High performance sporting organisation New South Wales Institute of Sport (NSWIS) is not just training fit bodies, but fit minds too by implementing positive wellbeing app iyarn – a tool that facilitates deeper conversations and encourages positive mental health practice among the state’s top athletes.
With 2020 one of the most isolating years yet, communicating our feelings and checking-in with peers is more important than ever. However, anxiety can be crippling when trying to express concerns during high-pressured times, leading to poor emotional wellbeing.
The app encourages users to self-report how they’re feeling about different aspects of their lives such as respect, talent, determination, resilience and success using a customised ‘wheel’ that reflects their individual values, beliefs and goals. The wheel generates a wellbeing score that opens conversations around how they’re faring in all aspects of their lives, opening the opportunity to ‘have a yarn’ about it with a trusted friend, mentor, colleague or in the case of NSWIS, coach. In essence, it’s a data driven approach to measuring and managing relationships.
Athlete Wellbeing & Engagement Advisor for NSWIS Tom Livsey (who also has a background in Psychology) is dedicated to Values Based Living, player welfare, and long-term athlete development for Australia’s best sporting teams.
Livsey started using iyarn in November 2019 with the NSW Women’s Hockey team.
14 players check in fortnightly to rank how they are feeling about self-identified life segments.
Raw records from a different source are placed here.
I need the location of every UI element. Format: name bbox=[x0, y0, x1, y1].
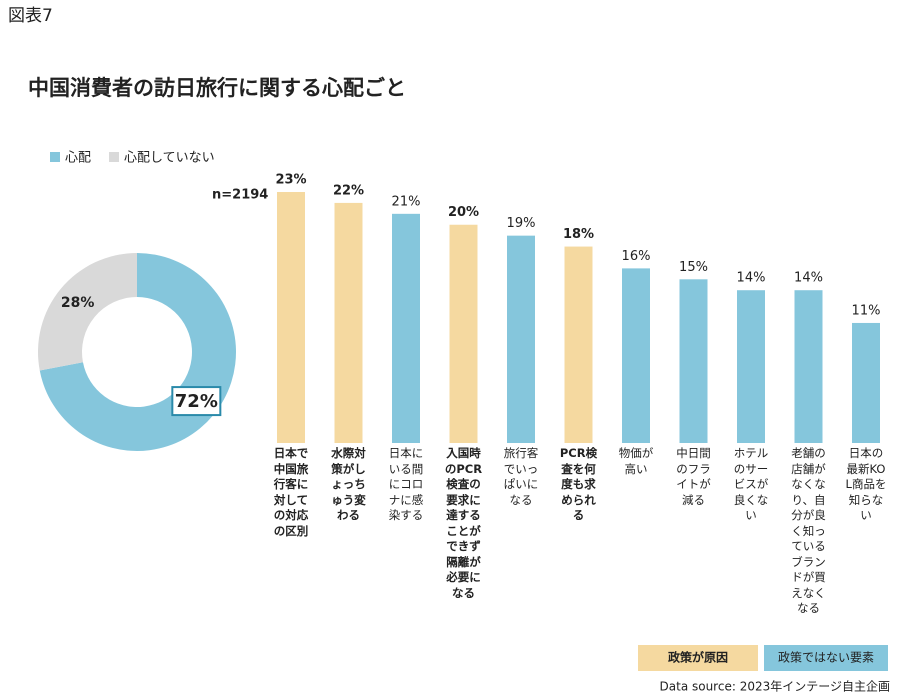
bar bbox=[679, 279, 708, 443]
legend-label: 心配 bbox=[65, 151, 91, 166]
x-tick-label: 水際対策がしょっちゅう変わる bbox=[331, 446, 366, 522]
x-tick-label: 老舗の店舗がなくなり、自分が良く知っているブランドが買えなくなる bbox=[791, 446, 826, 615]
x-tick-label: ホテルのサービスが良くない bbox=[733, 446, 769, 522]
bar bbox=[334, 202, 363, 443]
legend-swatch bbox=[109, 152, 120, 162]
x-tick-label: 物価が高い bbox=[618, 446, 654, 476]
x-tick-label: 入国時のPCR検査の要求に達することができず隔離が必要になる bbox=[444, 446, 483, 600]
sample-note: n=2194 bbox=[212, 188, 268, 203]
x-tick-label-box: PCR検査を何度も求められる bbox=[559, 446, 598, 522]
x-tick-label-box: 入国時のPCR検査の要求に達することができず隔離が必要になる bbox=[444, 446, 483, 600]
x-tick-label: PCR検査を何度も求められる bbox=[559, 446, 598, 522]
legend-swatch bbox=[764, 645, 888, 671]
value-label: 16% bbox=[622, 249, 651, 264]
x-tick-label-box: 旅行客でいっぱいになる bbox=[503, 446, 539, 507]
value-label-box bbox=[171, 386, 222, 417]
bar bbox=[277, 192, 305, 443]
source: Data source: 2023年インテージ自主企画 bbox=[660, 680, 890, 694]
bar bbox=[507, 235, 535, 443]
legend-label: 政策ではない要素 bbox=[778, 651, 874, 665]
x-tick-label: 日本の最新KOL商品を知らない bbox=[845, 446, 887, 522]
bar bbox=[622, 268, 650, 443]
value-label: 28% bbox=[61, 295, 95, 311]
donut-slice bbox=[37, 253, 137, 371]
x-tick-label: 旅行客でいっぱいになる bbox=[503, 446, 539, 507]
bar bbox=[737, 290, 765, 443]
x-tick-label-box: 物価が高い bbox=[618, 446, 654, 476]
x-tick-label: 日本にいる間にコロナに感染する bbox=[388, 446, 424, 522]
legend-label: 心配していない bbox=[124, 151, 215, 166]
legend-swatch bbox=[638, 645, 758, 671]
value-label: 18% bbox=[563, 227, 594, 242]
bar bbox=[449, 224, 478, 443]
x-tick-label-box: 老舗の店舗がなくなり、自分が良く知っているブランドが買えなくなる bbox=[791, 446, 826, 615]
value-label: 14% bbox=[737, 271, 766, 286]
bar bbox=[852, 322, 880, 443]
x-tick-label-box: 日本で中国旅行客に対しての対応の区別 bbox=[273, 446, 309, 538]
x-tick-label-box: 日本の最新KOL商品を知らない bbox=[845, 446, 887, 522]
value-label: 19% bbox=[507, 216, 536, 231]
chart-title: 中国消費者の訪日旅行に関する心配ごと bbox=[28, 76, 406, 100]
value-label: 23% bbox=[275, 173, 306, 188]
x-tick-label-box: 水際対策がしょっちゅう変わる bbox=[331, 446, 366, 522]
value-label: 11% bbox=[852, 303, 881, 318]
figure-label: 図表7 bbox=[8, 6, 53, 26]
x-tick-label-box: 日本にいる間にコロナに感染する bbox=[388, 446, 424, 522]
value-label: 20% bbox=[448, 205, 479, 220]
bar bbox=[564, 246, 593, 443]
value-label: 72% bbox=[175, 391, 218, 412]
bar bbox=[794, 290, 823, 443]
value-label: 22% bbox=[333, 183, 364, 198]
x-tick-label-box: 中日間のフライトが減る bbox=[676, 446, 711, 507]
legend-swatch bbox=[50, 152, 60, 162]
bar bbox=[392, 213, 420, 443]
x-tick-label: 中日間のフライトが減る bbox=[676, 446, 711, 507]
value-label: 15% bbox=[679, 260, 708, 275]
x-tick-label-box: ホテルのサービスが良くない bbox=[733, 446, 769, 522]
value-label: 21% bbox=[392, 194, 421, 209]
x-tick-label: 日本で中国旅行客に対しての対応の区別 bbox=[273, 446, 309, 538]
legend-label: 政策が原因 bbox=[668, 650, 728, 665]
value-label: 14% bbox=[794, 271, 823, 286]
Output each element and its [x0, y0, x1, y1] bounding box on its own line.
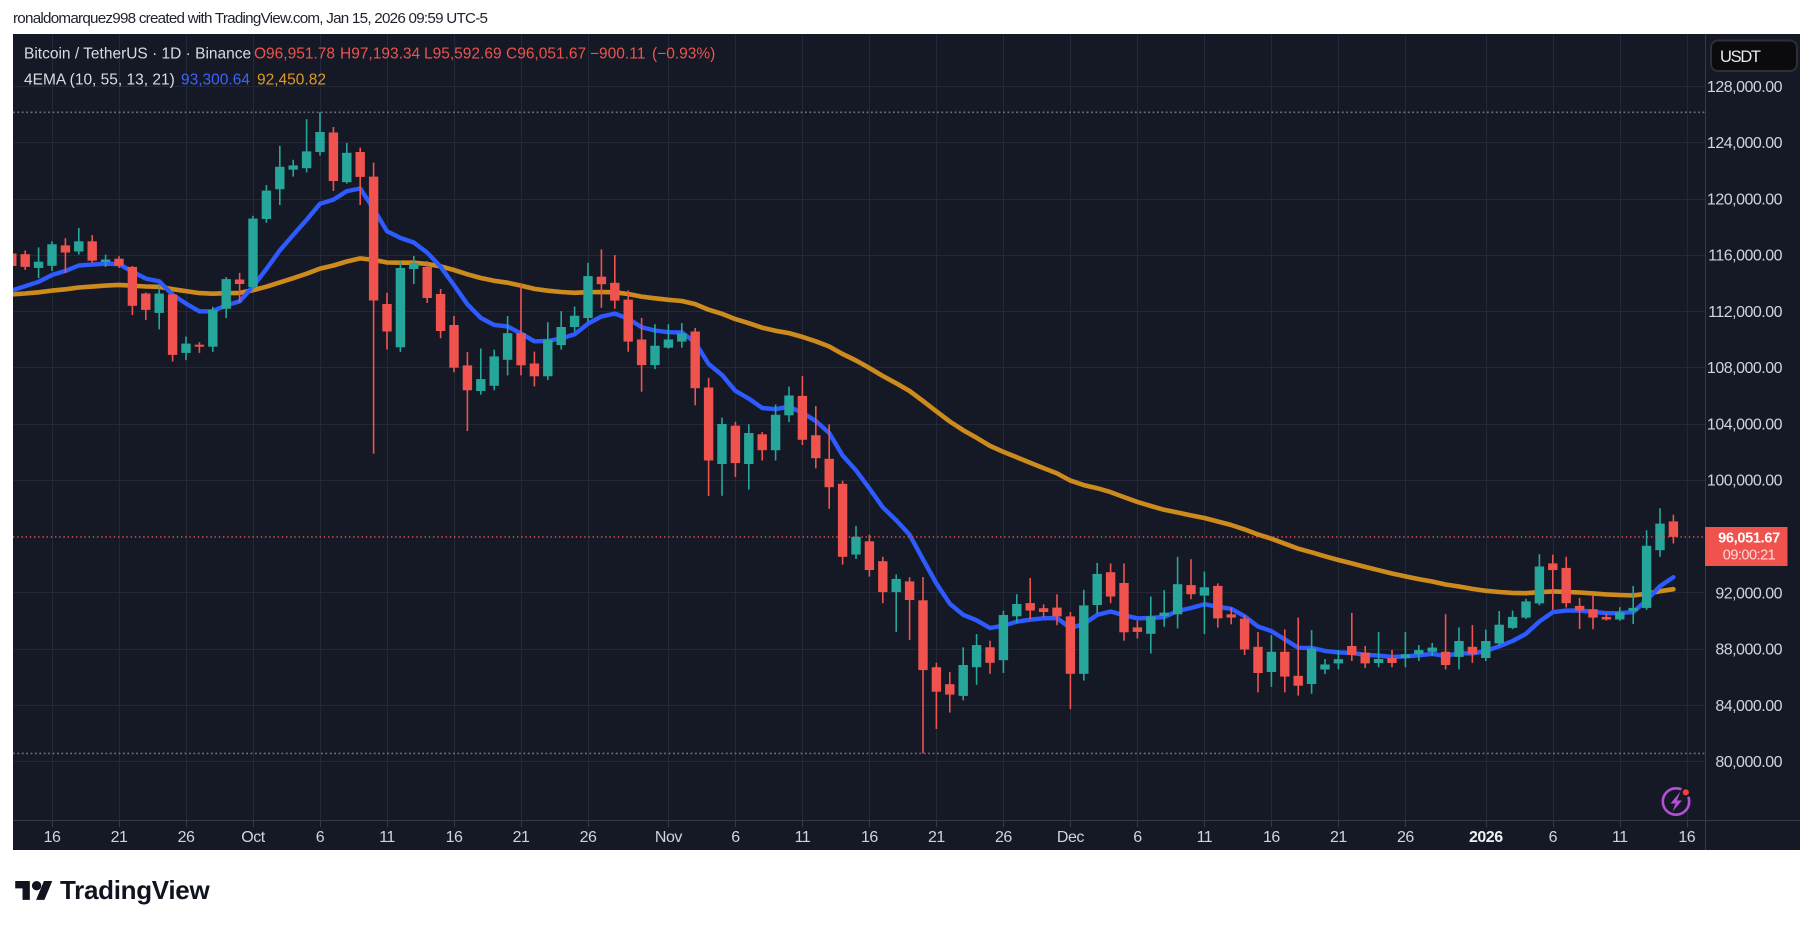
svg-text:6: 6 [731, 829, 740, 846]
svg-text:26: 26 [1397, 829, 1414, 846]
svg-text:104,000.00: 104,000.00 [1707, 417, 1783, 434]
svg-text:116,000.00: 116,000.00 [1708, 248, 1782, 265]
svg-text:Bitcoin / TetherUS · 1D · Bina: Bitcoin / TetherUS · 1D · Binance O96,951… [24, 46, 715, 63]
svg-text:6: 6 [316, 829, 325, 846]
svg-text:112,000.00: 112,000.00 [1708, 304, 1782, 321]
svg-text:6: 6 [1133, 829, 1142, 846]
svg-text:26: 26 [580, 829, 597, 846]
svg-text:100,000.00: 100,000.00 [1707, 473, 1783, 490]
svg-text:09:00:21: 09:00:21 [1723, 548, 1776, 564]
svg-text:4EMA (10, 55, 13, 21)93,300.64: 4EMA (10, 55, 13, 21) 93,300.64 92,450.82 [24, 72, 326, 89]
svg-text:16: 16 [1263, 829, 1280, 846]
svg-text:Nov: Nov [655, 829, 682, 846]
svg-text:16: 16 [446, 829, 463, 846]
svg-text:16: 16 [861, 829, 878, 846]
svg-text:Dec: Dec [1057, 829, 1084, 846]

Livsey uses the data to identify red flags on a player’s wellbeing score and approaches the individual to talk openly about the issue by ‘having a yarn’. The iyarn wheel also generates a score on the group’s overall wellbeing, which Tom reports to Head Coach Katrina Powell.
“Their customised iyarn wheel is a true reflection of what matters most to the NSW Hockey Team and has helped support the girls mental state as a collective,” says Livsey.
By closely monitoring the results of the team’s iyarn wellbeing score during COVID-19 disruptions, Tom was able to identify that the group had a dip in two life segments; determination and motivation. Even though the athletes were forced to stop training together for four months, the iyarn app helped team management to address wellbeing issues and keep the team culture connected.
Livsey advises on wellbeing programs across nine sports at NSWIS including sailing, winter sports, and swimming and has been so impressed with the app he is implementing iyarn across all these disciplines in 2020.
iyarn was made by athletes for athletes. Founder Lockie Cooke is a former Western Australia Institute of Sport (WAIS) athlete in paddling, an active Surf Life Saver and was North Cottesloe Surf Life Saving Club sports captain of the year (YEAR).
“To succeed in a fast-paced community, we need to make an effort to stop and create deeper, more robust connections,” he shares. “Connecting with others often comes down to being a good listener and creating a safe space for individuals to be vulnerable, open up and to have courageous conversations.”